Secure America expressly disclaims any obligations or undertaking to release publicly any updates or revisions to any forward-looking statements contained herein to reflect any change in Secure America’s expectations with respect thereto or any change in events, conditions or circumstances on which any statement is based.

Additional Information and Where to Find It

This press release is being made pursuant to and in compliance with Rules 145, 165 and 425 of the Securities Act of 1933, as amended, and does not constitute an offer of any securities for sale or a solicitation of an offer to buy any securities. Secure America, Ultimate Escapes and their respective directors and officers are deemed to be participants in the solicitation of proxies for the special meetings of Secure America’s stockholders and Secure America’s warrantholders to be held to approve the transactions described in its definitive proxy statement. The underwriters of Secure America’s initial public offering may provide assistance to Secure America, Ultimate Escapes and their respective directors and executive officers, and may be deemed to be participants in the solicitation of proxies. Certain of the underwriters of Secure America’s initial public offering will be entitled to fees upon stockholder approval of Secure America’s initial business combination, and stockholders are advised that the underwriters have a financial interest in the successful outcome of the proxy solicitation.

In connection with the proposed business combination and amendment to the warrant agreement, Secure America has filed with the Securities and Exchange Commission a definitive proxy statement. Secure America’s stockholders and warrantholders are advised to read the definitive proxy statement and other documents filed with the Securities and Exchange Commission in connection with the solicitation of proxies for the special meetings because these documents will contain important information. The definitive proxy statement has been mailed to Secure America’s stockholders and warrantholders of record as of the close of business on October 13, 2009. Secure America’s stockholders and warrantholders may also obtain a copy of the definitive proxy statement, without charge, by directing a request to: Secure America Acquisition Corporation, 1005 North Glebe Road, Suite 550, Arlington, VA 22201. The definitive proxy statement can also be obtained, without charge, at the Securities and Exchange Commission’s website at www.sec.gov.
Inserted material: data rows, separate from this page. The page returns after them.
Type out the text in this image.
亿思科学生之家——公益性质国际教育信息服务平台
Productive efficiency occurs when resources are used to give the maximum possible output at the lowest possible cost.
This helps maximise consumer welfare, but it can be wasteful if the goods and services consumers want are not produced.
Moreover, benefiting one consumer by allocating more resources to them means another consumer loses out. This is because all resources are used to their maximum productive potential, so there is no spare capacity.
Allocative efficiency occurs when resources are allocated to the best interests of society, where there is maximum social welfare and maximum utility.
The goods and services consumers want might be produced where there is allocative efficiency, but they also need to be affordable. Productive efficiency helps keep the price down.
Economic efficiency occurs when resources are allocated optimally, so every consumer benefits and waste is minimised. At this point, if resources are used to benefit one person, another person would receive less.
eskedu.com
About Secure America Acquisition Corporation

Secure America Acquisition Corporation is a blank check company formed for the purpose of acquiring, or acquiring control of, through a merger, capital stock exchange, asset acquisition or other similar business combination, one or more domestic or international operating businesses in the homeland security industry, but not businesses that design, build or maintain mission-critical facilities.

About Ultimate Escapes Holdings, LLC

Founded in 2004, Ultimate Escapes is the largest luxury destination club as measured by number of club destinations and the second-largest destination club as measured by members. Ultimate Escapes offers Members flexible access to a growing collection of hundreds of multi-million dollar private residences and luxury hotels in more than 150 global club and affiliate destinations. Locations range from chic urban apartments to charming beach cottages, spacious five-bedroom homes to an 80-foot private yacht. Each trip is coordinated by experienced, knowledgeable staff, trained to handle every vacation detail. Additional information about Ultimate Escapes and its club and membership offerings can be found at www.ultimateescapes.com.